S&P 400 MidCap Index: This index serves as a gauge for the U.S. mid-cap equities sector and is the most widely followed mid-cap index. To be included in the index, a stock must have a total market capitalization between $5.8 billion and $15.8 billion.

Russell 2000 Index: The Index is constructed to provide a comprehensive, unbiased barometer of the small-cap segment of the US equity market. A subset of the Russell 3000 Index, it includes approximately 2,000 of the smallest securities based on a combination of their market cap and current index membership.
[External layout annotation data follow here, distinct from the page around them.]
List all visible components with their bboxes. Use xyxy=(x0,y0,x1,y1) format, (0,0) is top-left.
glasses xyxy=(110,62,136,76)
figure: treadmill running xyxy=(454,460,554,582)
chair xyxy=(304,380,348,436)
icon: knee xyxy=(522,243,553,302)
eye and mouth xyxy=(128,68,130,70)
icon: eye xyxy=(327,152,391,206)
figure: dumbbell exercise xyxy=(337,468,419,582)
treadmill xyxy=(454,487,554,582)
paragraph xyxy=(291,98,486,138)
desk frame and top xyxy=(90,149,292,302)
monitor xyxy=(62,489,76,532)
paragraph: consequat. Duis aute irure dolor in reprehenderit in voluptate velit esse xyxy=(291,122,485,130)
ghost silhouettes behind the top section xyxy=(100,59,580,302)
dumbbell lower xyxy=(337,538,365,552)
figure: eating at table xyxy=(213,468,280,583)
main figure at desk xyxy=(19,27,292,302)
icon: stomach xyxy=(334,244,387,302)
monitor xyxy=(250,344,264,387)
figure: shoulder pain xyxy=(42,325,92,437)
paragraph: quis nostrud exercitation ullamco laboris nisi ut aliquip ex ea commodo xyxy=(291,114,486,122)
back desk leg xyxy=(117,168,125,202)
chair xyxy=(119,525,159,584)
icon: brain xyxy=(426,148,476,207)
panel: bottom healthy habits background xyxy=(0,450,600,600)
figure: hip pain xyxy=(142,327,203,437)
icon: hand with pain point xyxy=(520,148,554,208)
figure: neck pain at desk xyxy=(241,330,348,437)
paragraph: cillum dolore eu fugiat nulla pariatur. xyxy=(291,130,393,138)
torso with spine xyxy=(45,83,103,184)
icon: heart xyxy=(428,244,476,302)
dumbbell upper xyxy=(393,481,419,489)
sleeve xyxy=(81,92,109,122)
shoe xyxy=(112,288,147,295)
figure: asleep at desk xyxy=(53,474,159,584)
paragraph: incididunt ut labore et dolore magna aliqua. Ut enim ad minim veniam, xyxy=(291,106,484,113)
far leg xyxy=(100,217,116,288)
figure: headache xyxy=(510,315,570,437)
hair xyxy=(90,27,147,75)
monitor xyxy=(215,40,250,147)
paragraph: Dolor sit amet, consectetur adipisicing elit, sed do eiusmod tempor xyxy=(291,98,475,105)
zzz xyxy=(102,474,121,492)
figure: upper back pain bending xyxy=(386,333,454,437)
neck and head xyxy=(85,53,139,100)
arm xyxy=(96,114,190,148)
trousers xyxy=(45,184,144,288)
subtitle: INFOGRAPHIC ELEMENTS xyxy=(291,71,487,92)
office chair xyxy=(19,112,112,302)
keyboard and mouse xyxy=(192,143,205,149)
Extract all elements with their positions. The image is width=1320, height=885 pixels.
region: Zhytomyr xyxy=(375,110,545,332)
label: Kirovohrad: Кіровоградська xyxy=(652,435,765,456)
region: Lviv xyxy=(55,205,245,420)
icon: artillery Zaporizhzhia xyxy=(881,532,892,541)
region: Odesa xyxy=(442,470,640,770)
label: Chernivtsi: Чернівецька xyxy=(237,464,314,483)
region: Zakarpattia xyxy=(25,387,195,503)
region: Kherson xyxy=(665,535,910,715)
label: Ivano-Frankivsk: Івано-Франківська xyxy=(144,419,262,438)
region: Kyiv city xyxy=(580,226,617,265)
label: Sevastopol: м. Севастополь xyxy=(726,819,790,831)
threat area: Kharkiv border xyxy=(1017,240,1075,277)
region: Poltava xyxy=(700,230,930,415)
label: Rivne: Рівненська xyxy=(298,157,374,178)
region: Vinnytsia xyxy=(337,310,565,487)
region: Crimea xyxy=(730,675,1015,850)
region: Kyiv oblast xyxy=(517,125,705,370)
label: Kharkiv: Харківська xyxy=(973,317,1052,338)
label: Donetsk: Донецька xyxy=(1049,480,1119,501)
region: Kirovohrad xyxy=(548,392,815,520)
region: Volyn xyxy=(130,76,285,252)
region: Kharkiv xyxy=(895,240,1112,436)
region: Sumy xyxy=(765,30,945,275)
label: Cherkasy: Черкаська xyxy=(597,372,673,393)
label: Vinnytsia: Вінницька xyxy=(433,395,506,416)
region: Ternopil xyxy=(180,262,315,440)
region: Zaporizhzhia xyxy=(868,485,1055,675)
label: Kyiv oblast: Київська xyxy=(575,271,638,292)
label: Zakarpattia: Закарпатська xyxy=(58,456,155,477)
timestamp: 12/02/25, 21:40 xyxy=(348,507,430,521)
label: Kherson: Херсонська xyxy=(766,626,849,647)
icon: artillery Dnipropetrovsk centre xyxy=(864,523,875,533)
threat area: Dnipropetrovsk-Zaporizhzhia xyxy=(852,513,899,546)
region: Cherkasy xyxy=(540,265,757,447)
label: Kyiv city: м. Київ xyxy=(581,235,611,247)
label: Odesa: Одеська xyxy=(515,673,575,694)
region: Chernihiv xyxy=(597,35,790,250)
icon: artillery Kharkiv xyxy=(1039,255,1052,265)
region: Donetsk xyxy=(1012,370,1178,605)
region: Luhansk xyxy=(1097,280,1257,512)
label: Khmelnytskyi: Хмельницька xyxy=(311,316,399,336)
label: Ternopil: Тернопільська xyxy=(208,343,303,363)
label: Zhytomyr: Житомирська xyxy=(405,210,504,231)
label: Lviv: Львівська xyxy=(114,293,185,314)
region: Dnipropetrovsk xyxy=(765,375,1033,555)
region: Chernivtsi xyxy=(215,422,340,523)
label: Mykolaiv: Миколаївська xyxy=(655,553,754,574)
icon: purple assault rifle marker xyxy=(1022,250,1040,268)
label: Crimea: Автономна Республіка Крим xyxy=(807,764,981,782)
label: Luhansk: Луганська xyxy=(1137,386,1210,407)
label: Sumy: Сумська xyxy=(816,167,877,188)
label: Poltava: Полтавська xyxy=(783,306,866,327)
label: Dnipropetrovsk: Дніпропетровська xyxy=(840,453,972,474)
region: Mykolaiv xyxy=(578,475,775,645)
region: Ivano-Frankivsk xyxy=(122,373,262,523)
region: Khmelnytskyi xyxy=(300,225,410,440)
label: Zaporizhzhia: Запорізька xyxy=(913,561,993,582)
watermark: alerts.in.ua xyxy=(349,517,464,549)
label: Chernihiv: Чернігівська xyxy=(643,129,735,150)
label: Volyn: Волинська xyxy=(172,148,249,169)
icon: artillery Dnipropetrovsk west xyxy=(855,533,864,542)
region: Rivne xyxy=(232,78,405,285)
MSCI EAFE Index: The Index is an equity index that captures large and mid-cap representation across 21 Developed Markets countries around the world, excluding the US and Canada. With 783 constituents, the index covers approximately 85% of the free float-adjusted market capitalization in each country.

MSCI EM Index: The Index captures large and mid-cap representation across 24 Emerging Markets (EM) countries. With 1,440 constituents, the index covers approximately 85% of the free float-adjusted market capitalization in each country.

Bloomberg US Aggregate Bond Index: The Index is a broad-based flagship benchmark that measures the investment-grade, US dollar-denominated, fixed-rate taxable bond market. The index includes Treasuries, government-related and corporate securities, fixed-rate agency MBS, ABS, and CMBS (agency and non-agency). Provided the necessary inclusion rules are met, US Aggregate-eligible securities also contribute to the multi-currency Global Aggregate Index and the US Universal Index. The US Aggregate Index was created in 1986, with history backfilled to January 1, 1976.